Think-Puzzle-Explore is a Visible Thinking Routine from the book Making Thinking Visible by Ritchhart, Morrison, and Church. It is a routine for introducing and exploring ideas. According to the authors, students are able to activate prior knowledge, wonder, and plan their research with this routine. This routine is good to use at the beginning of a unit to direct personal or group inquiry and uncover current understandings as well as misconceptions (p. 51).

Together with the teacher, the students identified what they thought they knew about each event. (It is important to note here that the students understood that what they thought they knew might be wrong; but their thinking was still acknowledged and recorded.) Then, students thought about what they wanted to know, or what puzzled them. Finally, as a class, the students came up with resources they could explore, to help answer their questions.

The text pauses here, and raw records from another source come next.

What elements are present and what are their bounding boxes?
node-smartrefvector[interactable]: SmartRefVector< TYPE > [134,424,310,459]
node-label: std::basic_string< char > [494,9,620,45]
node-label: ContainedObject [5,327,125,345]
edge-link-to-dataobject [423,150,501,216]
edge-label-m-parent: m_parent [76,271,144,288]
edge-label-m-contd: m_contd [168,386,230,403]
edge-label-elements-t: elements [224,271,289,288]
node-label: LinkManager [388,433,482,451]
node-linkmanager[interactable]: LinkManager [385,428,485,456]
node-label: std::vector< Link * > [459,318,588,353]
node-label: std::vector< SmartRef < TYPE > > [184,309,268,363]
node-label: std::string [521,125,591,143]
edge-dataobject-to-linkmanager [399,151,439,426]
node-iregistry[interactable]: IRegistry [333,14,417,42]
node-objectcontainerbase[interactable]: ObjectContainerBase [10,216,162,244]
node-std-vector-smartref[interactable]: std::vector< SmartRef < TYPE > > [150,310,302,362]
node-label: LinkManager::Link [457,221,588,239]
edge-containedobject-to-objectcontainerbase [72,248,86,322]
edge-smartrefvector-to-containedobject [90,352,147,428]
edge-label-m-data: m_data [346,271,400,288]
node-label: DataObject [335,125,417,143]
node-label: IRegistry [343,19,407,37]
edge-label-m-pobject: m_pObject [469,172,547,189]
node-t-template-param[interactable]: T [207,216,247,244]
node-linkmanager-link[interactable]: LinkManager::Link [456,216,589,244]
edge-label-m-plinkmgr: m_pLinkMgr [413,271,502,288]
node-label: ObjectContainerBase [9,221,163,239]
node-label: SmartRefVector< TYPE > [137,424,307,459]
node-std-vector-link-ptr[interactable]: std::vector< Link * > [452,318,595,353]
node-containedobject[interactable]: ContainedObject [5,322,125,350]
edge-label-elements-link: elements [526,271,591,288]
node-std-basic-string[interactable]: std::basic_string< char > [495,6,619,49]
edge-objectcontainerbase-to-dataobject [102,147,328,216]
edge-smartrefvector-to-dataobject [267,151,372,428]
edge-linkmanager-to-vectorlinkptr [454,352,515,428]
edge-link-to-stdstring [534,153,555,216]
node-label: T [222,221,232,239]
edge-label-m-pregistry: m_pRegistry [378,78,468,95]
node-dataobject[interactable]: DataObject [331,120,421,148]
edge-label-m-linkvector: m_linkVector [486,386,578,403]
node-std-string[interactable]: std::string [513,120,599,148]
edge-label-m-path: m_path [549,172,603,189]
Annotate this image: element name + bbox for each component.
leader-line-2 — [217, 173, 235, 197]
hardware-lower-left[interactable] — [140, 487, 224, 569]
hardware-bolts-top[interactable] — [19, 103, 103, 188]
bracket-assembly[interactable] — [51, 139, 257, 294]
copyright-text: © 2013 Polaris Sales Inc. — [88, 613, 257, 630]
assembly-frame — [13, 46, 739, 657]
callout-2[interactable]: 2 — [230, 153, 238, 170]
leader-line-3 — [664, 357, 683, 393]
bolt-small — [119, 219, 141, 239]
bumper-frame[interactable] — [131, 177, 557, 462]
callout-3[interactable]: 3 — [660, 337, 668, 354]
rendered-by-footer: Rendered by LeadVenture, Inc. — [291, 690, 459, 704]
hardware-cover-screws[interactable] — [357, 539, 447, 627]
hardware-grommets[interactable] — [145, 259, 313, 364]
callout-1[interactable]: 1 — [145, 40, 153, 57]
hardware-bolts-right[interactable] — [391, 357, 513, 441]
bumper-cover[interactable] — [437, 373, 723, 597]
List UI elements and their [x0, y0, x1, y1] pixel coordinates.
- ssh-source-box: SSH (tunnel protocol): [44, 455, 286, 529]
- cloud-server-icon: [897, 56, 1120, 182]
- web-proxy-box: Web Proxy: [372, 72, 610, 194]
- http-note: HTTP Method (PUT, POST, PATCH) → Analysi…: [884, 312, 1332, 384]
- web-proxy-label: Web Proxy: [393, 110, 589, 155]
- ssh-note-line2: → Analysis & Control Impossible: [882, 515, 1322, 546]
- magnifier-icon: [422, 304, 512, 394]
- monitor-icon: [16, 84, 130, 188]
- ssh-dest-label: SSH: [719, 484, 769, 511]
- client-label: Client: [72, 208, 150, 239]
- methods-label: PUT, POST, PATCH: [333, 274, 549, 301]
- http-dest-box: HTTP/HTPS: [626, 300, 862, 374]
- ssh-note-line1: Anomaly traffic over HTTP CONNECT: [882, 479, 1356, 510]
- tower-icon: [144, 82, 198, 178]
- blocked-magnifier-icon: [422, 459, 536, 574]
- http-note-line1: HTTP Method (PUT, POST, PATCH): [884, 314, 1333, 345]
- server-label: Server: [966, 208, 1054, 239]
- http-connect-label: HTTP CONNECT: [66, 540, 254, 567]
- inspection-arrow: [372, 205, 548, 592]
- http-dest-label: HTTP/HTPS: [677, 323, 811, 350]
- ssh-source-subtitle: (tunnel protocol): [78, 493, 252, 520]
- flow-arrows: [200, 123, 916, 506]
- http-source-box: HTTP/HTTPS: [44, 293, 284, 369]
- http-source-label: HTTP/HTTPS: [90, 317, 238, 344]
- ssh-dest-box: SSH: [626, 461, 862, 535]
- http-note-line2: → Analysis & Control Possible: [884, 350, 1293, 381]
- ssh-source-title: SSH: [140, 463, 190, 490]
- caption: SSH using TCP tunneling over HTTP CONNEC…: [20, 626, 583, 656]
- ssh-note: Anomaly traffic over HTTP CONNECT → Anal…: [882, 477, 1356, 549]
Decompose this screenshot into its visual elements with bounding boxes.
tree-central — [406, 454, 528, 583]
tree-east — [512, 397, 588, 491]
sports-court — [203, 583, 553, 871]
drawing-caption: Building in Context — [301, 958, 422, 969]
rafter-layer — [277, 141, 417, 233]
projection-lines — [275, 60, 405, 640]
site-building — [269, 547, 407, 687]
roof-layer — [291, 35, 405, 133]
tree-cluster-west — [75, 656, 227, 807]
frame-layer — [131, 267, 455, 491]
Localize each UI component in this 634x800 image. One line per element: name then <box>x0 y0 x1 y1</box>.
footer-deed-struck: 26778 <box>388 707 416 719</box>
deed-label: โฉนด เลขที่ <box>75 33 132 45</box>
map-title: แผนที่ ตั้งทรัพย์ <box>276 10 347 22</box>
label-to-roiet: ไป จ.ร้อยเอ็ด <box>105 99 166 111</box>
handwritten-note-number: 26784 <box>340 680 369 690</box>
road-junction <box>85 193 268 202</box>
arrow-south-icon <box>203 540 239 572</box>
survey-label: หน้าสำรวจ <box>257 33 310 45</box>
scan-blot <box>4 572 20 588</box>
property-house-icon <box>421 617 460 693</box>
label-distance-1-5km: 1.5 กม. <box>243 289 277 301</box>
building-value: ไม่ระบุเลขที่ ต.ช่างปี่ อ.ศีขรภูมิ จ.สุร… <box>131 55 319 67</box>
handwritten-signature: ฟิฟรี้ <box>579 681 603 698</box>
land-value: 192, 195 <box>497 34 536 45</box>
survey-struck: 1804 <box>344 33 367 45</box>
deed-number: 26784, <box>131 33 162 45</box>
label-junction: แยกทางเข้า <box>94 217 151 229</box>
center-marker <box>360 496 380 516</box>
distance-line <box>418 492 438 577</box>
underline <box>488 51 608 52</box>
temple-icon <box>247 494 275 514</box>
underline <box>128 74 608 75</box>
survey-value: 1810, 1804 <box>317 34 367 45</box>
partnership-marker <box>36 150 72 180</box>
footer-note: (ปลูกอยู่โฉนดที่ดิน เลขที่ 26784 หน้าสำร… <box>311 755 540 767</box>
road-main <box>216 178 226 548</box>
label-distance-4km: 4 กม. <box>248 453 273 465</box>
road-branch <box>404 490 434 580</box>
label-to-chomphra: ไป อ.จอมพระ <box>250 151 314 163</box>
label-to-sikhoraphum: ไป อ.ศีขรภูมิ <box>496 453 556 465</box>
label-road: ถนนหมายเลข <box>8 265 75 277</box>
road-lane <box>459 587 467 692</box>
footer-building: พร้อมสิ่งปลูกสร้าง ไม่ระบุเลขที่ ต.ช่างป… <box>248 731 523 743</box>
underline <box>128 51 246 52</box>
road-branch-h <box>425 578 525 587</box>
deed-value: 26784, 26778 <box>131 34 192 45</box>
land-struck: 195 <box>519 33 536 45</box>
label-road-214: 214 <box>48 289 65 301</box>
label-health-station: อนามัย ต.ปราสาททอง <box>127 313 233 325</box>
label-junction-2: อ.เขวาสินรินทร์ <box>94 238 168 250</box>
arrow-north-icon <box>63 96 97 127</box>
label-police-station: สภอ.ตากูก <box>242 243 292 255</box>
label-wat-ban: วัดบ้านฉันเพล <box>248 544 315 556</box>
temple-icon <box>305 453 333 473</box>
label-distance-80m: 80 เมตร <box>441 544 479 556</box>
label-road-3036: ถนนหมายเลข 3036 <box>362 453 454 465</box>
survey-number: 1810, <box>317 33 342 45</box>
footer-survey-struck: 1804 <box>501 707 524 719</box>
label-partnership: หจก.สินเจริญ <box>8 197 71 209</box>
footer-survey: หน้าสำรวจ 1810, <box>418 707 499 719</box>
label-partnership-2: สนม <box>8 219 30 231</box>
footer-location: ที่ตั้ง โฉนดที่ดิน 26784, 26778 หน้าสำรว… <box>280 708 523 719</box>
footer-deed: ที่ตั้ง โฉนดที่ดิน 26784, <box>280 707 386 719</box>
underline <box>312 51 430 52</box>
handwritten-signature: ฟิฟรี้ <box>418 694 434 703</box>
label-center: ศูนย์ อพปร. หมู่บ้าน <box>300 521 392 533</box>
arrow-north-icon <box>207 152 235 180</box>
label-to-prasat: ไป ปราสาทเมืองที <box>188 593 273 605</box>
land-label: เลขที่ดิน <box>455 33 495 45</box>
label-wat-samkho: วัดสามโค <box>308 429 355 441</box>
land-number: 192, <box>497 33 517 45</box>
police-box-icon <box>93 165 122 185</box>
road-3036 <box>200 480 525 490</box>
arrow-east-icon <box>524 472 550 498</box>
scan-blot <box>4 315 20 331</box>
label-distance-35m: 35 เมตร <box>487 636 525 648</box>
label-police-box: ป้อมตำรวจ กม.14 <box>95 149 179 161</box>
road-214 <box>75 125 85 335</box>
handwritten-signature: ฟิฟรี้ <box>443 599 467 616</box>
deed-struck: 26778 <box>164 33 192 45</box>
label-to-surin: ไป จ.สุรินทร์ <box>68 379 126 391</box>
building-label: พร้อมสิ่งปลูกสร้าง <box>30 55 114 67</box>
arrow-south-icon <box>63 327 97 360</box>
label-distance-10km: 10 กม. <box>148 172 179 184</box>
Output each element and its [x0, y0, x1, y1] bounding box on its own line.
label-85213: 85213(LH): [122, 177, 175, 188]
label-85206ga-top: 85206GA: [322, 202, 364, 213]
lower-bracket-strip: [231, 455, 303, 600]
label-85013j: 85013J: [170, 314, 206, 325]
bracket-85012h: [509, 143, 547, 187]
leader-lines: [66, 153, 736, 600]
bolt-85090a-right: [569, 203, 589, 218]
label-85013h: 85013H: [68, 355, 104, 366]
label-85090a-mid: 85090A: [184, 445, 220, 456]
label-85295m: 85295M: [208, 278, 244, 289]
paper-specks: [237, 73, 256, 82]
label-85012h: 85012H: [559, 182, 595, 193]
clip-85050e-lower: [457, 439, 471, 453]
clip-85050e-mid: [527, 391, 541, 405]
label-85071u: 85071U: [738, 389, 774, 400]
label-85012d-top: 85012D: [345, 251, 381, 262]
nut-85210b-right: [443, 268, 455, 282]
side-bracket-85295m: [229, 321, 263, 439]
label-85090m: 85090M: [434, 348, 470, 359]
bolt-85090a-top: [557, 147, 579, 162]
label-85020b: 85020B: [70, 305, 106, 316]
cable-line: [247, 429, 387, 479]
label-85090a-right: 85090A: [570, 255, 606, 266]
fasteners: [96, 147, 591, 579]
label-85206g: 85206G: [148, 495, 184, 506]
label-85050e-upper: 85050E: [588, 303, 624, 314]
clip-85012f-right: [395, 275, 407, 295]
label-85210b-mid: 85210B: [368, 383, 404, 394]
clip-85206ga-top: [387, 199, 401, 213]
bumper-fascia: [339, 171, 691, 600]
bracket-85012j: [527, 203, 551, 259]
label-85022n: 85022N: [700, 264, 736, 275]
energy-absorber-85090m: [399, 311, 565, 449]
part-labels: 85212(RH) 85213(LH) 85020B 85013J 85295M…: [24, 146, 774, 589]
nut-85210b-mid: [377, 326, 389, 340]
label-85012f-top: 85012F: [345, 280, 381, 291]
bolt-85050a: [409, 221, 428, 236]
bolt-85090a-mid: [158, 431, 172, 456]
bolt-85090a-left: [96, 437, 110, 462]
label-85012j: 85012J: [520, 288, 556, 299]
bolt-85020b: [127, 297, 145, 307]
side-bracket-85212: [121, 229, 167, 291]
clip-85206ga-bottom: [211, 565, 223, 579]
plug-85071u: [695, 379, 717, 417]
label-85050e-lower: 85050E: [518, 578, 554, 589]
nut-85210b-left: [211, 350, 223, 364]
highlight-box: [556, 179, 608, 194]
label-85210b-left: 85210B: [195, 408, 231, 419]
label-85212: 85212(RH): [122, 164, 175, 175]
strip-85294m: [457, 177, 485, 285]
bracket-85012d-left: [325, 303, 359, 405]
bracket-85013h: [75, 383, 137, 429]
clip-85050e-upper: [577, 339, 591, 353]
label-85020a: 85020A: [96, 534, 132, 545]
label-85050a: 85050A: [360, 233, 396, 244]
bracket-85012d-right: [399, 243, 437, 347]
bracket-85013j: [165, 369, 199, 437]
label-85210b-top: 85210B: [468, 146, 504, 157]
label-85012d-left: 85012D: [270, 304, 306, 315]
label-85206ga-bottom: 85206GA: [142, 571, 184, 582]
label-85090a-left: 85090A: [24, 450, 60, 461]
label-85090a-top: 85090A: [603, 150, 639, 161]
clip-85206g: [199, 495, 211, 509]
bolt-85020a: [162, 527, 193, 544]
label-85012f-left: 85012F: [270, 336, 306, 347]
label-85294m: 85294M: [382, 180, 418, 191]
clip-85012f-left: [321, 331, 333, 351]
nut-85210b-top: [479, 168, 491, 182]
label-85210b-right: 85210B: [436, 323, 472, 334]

As students investigate the different perspectives voiced and changes stimulated during this point in American History, they are able to identify misconceptions they had previously believed to be true. Furthermore, as they gain knowledge on the important people (who), events (what), dates (when), places (where), and causes (why), they are able to link their new knowledge with the questions they had posed before.

After reading about how one fifth grade class used the Visible Thinking Routine Think-Puzzle-Explore to activate prior knowledge, wonder, and plan, how can you or have you use this Visible Thinking Routine with your students?